Now, they are beginning to come, .... questions that I don't know where to go for the answers.
Through all of this, since the blockage was discovered in November, I have had a taste or smell in my mouth, or nose, that I can only describe as the taste or smell of wet newspaper. I hoped that after the surgery, this would go away, but that hasn't happened. I wonder if it is on my breath, ... if others can smell cancer in me. What is causing this, where is it coming from, will it ever go away, does it mean that the cancer is somewhere else?
One of the questions I was asked by each doctor that I saw since November was, "Are you having any flushing?", ... this is a symptom of the carcinoid tumor. My answer always was ... NO. However, recently, including this evening, I am having episodes of flushing, ... something like hot flashes, but more like warm flushes. Why am I having them now? Does this mean that the cancer is somewhere else? Will I always worry about every possible new symptom?
To-night I had a slight fever, ... does this go with cancer cells still being in my body? It could be the beginning of a cold, another bout of diverticulitis, ... but my first thought now will be, ... is the cancer growing somewhere else in my body?

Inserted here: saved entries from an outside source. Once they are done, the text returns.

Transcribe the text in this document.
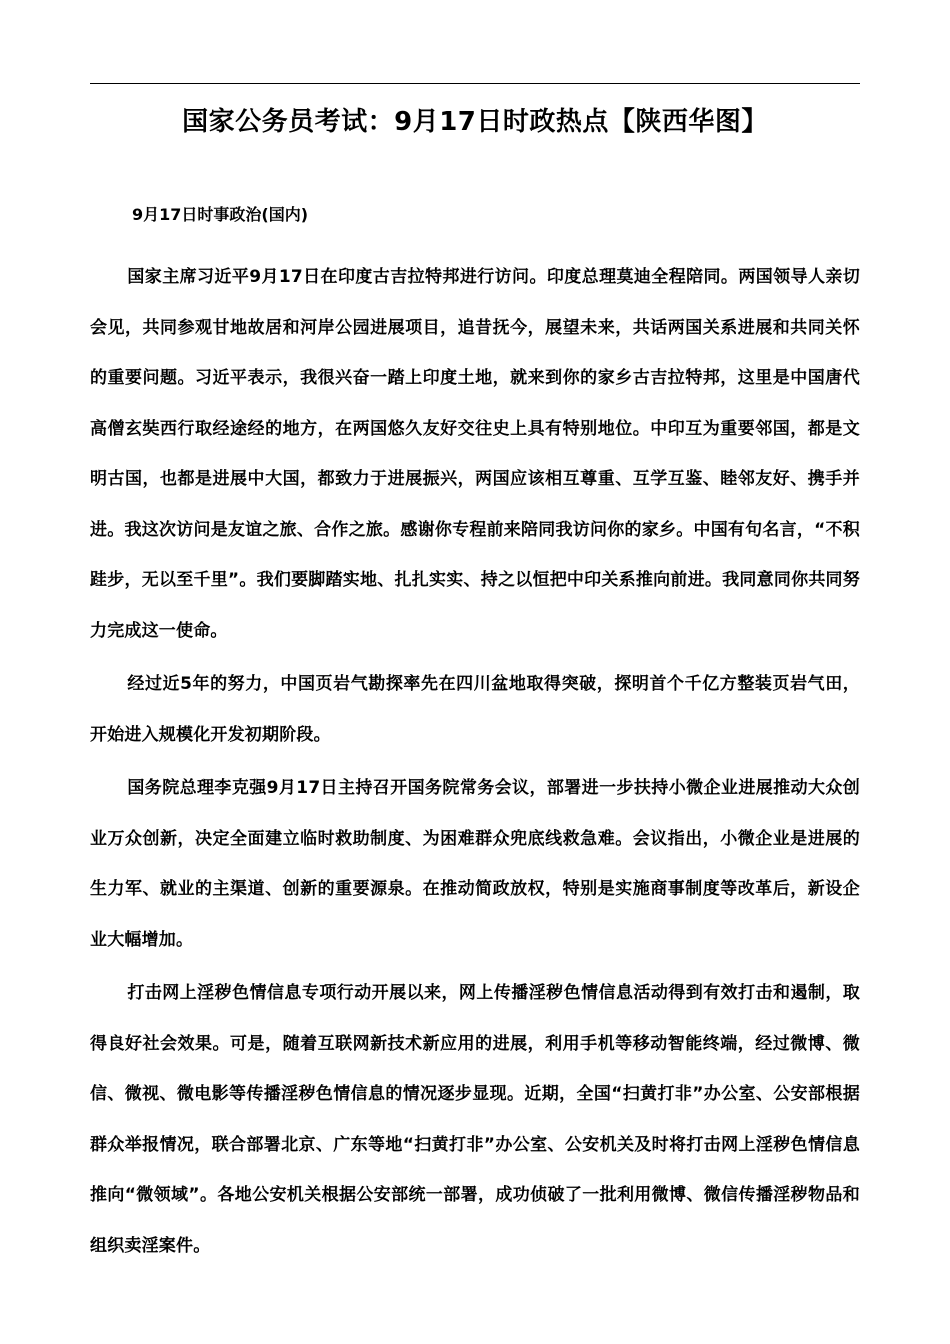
国家公务员考试：9月17日时政热点【陕西华图】

9月17日时事政治(国内)

国家主席习近平9月17日在印度古吉拉特邦进行访问。印度总理莫迪全程陪同。两国领导人亲切会见，共同参观甘地故居和河岸公园进展项目，追昔抚今，展望未来，共话两国关系进展和共同关怀的重要问题。习近平表示，我很兴奋一踏上印度土地，就来到你的家乡古吉拉特邦，这里是中国唐代高僧玄奘西行取经途经的地方，在两国悠久友好交往史上具有特别地位。中印互为重要邻国，都是文明古国，也都是进展中大国，都致力于进展振兴，两国应该相互尊重、互学互鉴、睦邻友好、携手并进。我这次访问是友谊之旅、合作之旅。感谢你专程前来陪同我访问你的家乡。中国有句名言，“不积跬步，无以至千里”。我们要脚踏实地、扎扎实实、持之以恒把中印关系推向前进。我同意同你共同努力完成这一使命。

经过近5年的努力，中国页岩气勘探率先在四川盆地取得突破，探明首个千亿方整装页岩气田，开始进入规模化开发初期阶段。

国务院总理李克强9月17日主持召开国务院常务会议，部署进一步扶持小微企业进展推动大众创业万众创新，决定全面建立临时救助制度、为困难群众兜底线救急难。会议指出，小微企业是进展的生力军、就业的主渠道、创新的重要源泉。在推动简政放权，特别是实施商事制度等改革后，新设企业大幅增加。

打击网上淫秽色情信息专项行动开展以来，网上传播淫秽色情信息活动得到有效打击和遏制，取得良好社会效果。可是，随着互联网新技术新应用的进展，利用手机等移动智能终端，经过微博、微信、微视、微电影等传播淫秽色情信息的情况逐步显现。近期，全国“扫黄打非”办公室、公安部根据群众举报情况，联合部署北京、广东等地“扫黄打非”办公室、公安机关及时将打击网上淫秽色情信息推向“微领域”。各地公安机关根据公安部统一部署，成功侦破了一批利用微博、微信传播淫秽物品和组织卖淫案件。
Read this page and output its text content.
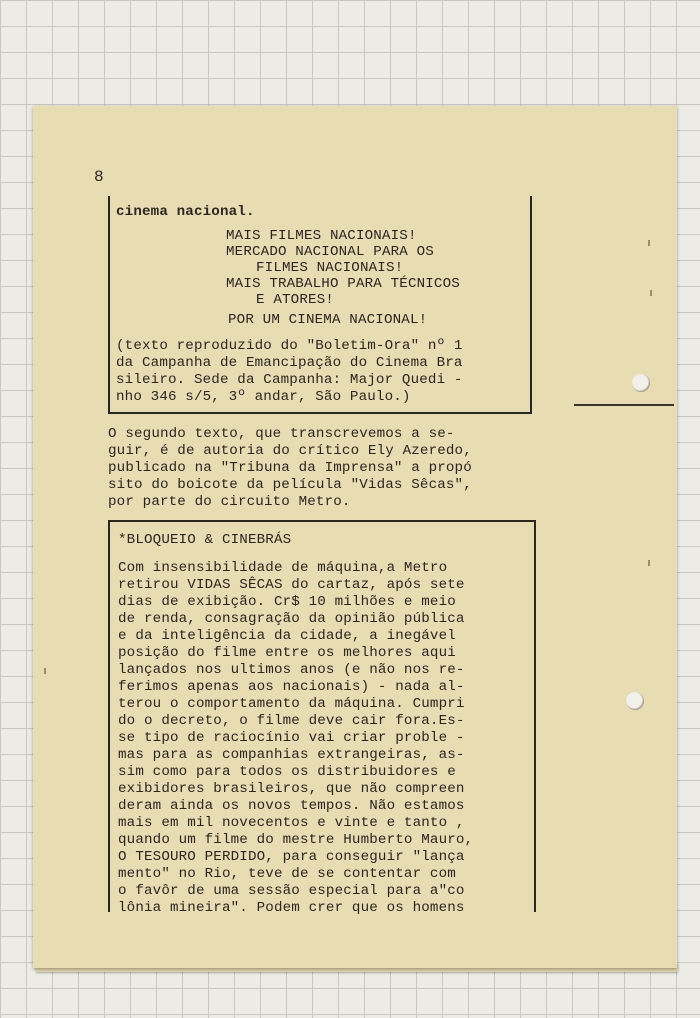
8
cinema nacional.
MAIS FILMES NACIONAIS!
MERCADO NACIONAL PARA OS
FILMES NACIONAIS!
MAIS TRABALHO PARA TÉCNICOS
E ATORES!
POR UM CINEMA NACIONAL!
(texto reproduzido do "Boletim-Ora" nº 1
da Campanha de Emancipação do Cinema Bra
sileiro. Sede da Campanha: Major Quedi -
nho 346 s/5, 3º andar, São Paulo.)
O segundo texto, que transcrevemos a se-
guir, é de autoria do crítico Ely Azeredo,
publicado na "Tribuna da Imprensa" a propó
sito do boicote da película "Vidas Sêcas",
por parte do circuito Metro.
*BLOQUEIO & CINEBRÁS
Com insensibilidade de máquina,a Metro
retirou VIDAS SÊCAS do cartaz, após sete
dias de exibição. Cr$ 10 milhões e meio
de renda, consagração da opinião pública
e da inteligência da cidade, a inegável
posição do filme entre os melhores aqui
lançados nos ultimos anos (e não nos re-
ferimos apenas aos nacionais) - nada al-
terou o comportamento da máquina. Cumpri
do o decreto, o filme deve cair fora.Es-
se tipo de raciocínio vai criar proble -
mas para as companhias extrangeiras, as-
sim como para todos os distribuidores e
exibidores brasileiros, que não compreen
deram ainda os novos tempos. Não estamos
mais em mil novecentos e vinte e tanto ,
quando um filme do mestre Humberto Mauro,
O TESOURO PERDIDO, para conseguir "lança
mento" no Rio, teve de se contentar com
o favôr de uma sessão especial para a"co
lônia mineira". Podem crer que os homens
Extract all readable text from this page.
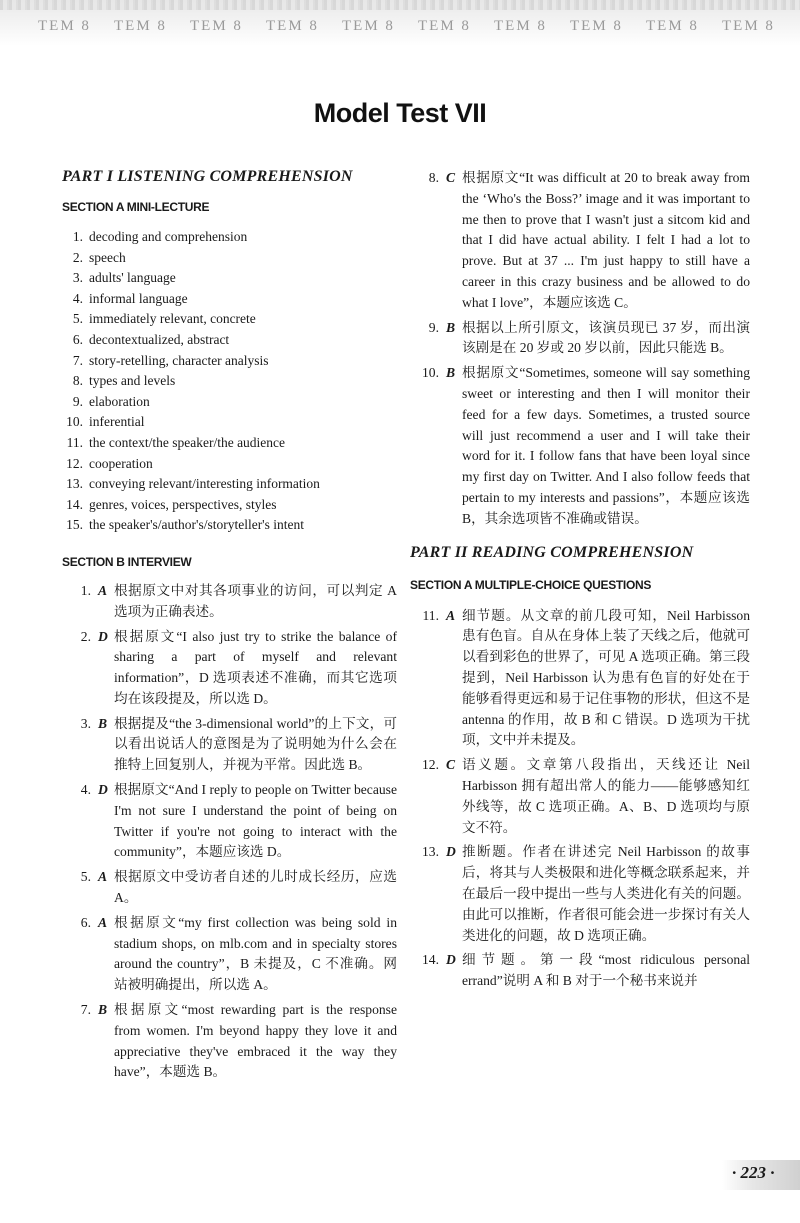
TEM 8	TEM 8	TEM 8	TEM 8	TEM 8	TEM 8	TEM 8	TEM 8	TEM 8	TEM 8
Model Test VII
PART I LISTENING COMPREHENSION
SECTION A MINI-LECTURE
1. decoding and comprehension
2. speech
3. adults' language
4. informal language
5. immediately relevant, concrete
6. decontextualized, abstract
7. story-retelling, character analysis
8. types and levels
9. elaboration
10. inferential
11. the context/the speaker/the audience
12. cooperation
13. conveying relevant/interesting information
14. genres, voices, perspectives, styles
15. the speaker's/author's/storyteller's intent
SECTION B INTERVIEW
1. A 根据原文中对其各项事业的访问，可以判定 A 选项为正确表述。
2. D 根据原文“I also just try to strike the balance of sharing a part of myself and relevant information”，D 选项表述不准确，而其它选项均在该段提及，所以选 D。
3. B 根据提及“the 3-dimensional world”的上下文，可以看出说话人的意图是为了说明她为什么会在推特上回复别人，并视为平常。因此选 B。
4. D 根据原文“And I reply to people on Twitter because I'm not sure I understand the point of being on Twitter if you're not going to interact with the community”，本题应该选 D。
5. A 根据原文中受访者自述的儿时成长经历，应选 A。
6. A 根据原文“my first collection was being sold in stadium shops, on mlb.com and in specialty stores around the country”，B 未提及，C 不准确。网站被明确提出，所以选 A。
7. B 根据原文“most rewarding part is the response from women. I'm beyond happy they love it and appreciative they've embraced it the way they have”，本题选 B。
8. C 根据原文“It was difficult at 20 to break away from the ‘Who's the Boss?’ image and it was important to me then to prove that I wasn't just a sitcom kid and that I did have actual ability. I felt I had a lot to prove. But at 37 ... I'm just happy to still have a career in this crazy business and be allowed to do what I love”，本题应该选 C。
9. B 根据以上所引原文，该演员现已 37 岁，而出演该剧是在 20 岁或 20 岁以前，因此只能选 B。
10. B 根据原文“Sometimes, someone will say something sweet or interesting and then I will monitor their feed for a few days. Sometimes, a trusted source will just recommend a user and I will take their word for it. I follow fans that have been loyal since my first day on Twitter. And I also follow feeds that pertain to my interests and passions”，本题应该选 B，其余选项皆不准确或错误。
PART II READING COMPREHENSION
SECTION A MULTIPLE-CHOICE QUESTIONS
11. A 细节题。从文章的前几段可知，Neil Harbisson 患有色盲。自从在身体上装了天线之后，他就可以看到彩色的世界了，可见 A 选项正确。第三段提到，Neil Harbisson 认为患有色盲的好处在于能够看得更远和易于记住事物的形状，但这不是 antenna 的作用，故 B 和 C 错误。D 选项为干扰项，文中并未提及。
12. C 语义题。文章第八段指出，天线还让 Neil Harbisson 拥有超出常人的能力——能够感知红外线等，故 C 选项正确。A、B、D 选项均与原文不符。
13. D 推断题。作者在讲述完 Neil Harbisson 的故事后，将其与人类极限和进化等概念联系起来，并在最后一段中提出一些与人类进化有关的问题。由此可以推断，作者很可能会进一步探讨有关人类进化的问题，故 D 选项正确。
14. D 细节题。第一段“most ridiculous personal errand”说明 A 和 B 对于一个秘书来说并
· 223 ·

My life has changed. The things I once was concerned about matter not at all compared to the place I now am. Even though following surgery, my surgeon said that all was well, ... is it really? I want to stay optimistic and I have been doing really well, ... but not to-night.
I want to feel like I did 20 years ago, ... invincible. Coming into the "Golden Years" is not fun, ... aches and pains, unsteady legs, changes in heart rhythms, medications, .... however, I would be happy with just that instead of the wondering I live with now, everyday. If there wasn't the bad taste, the flushing, unexplained fevers, ... I might be able to forget that the cells are still there and no matter how slow they are supposed to grow, they are still growing.
Maybe tomorrow will bring something good to occupy my mind, ... I must not become preoccupied with this thing, .... that only aids it in it's growth.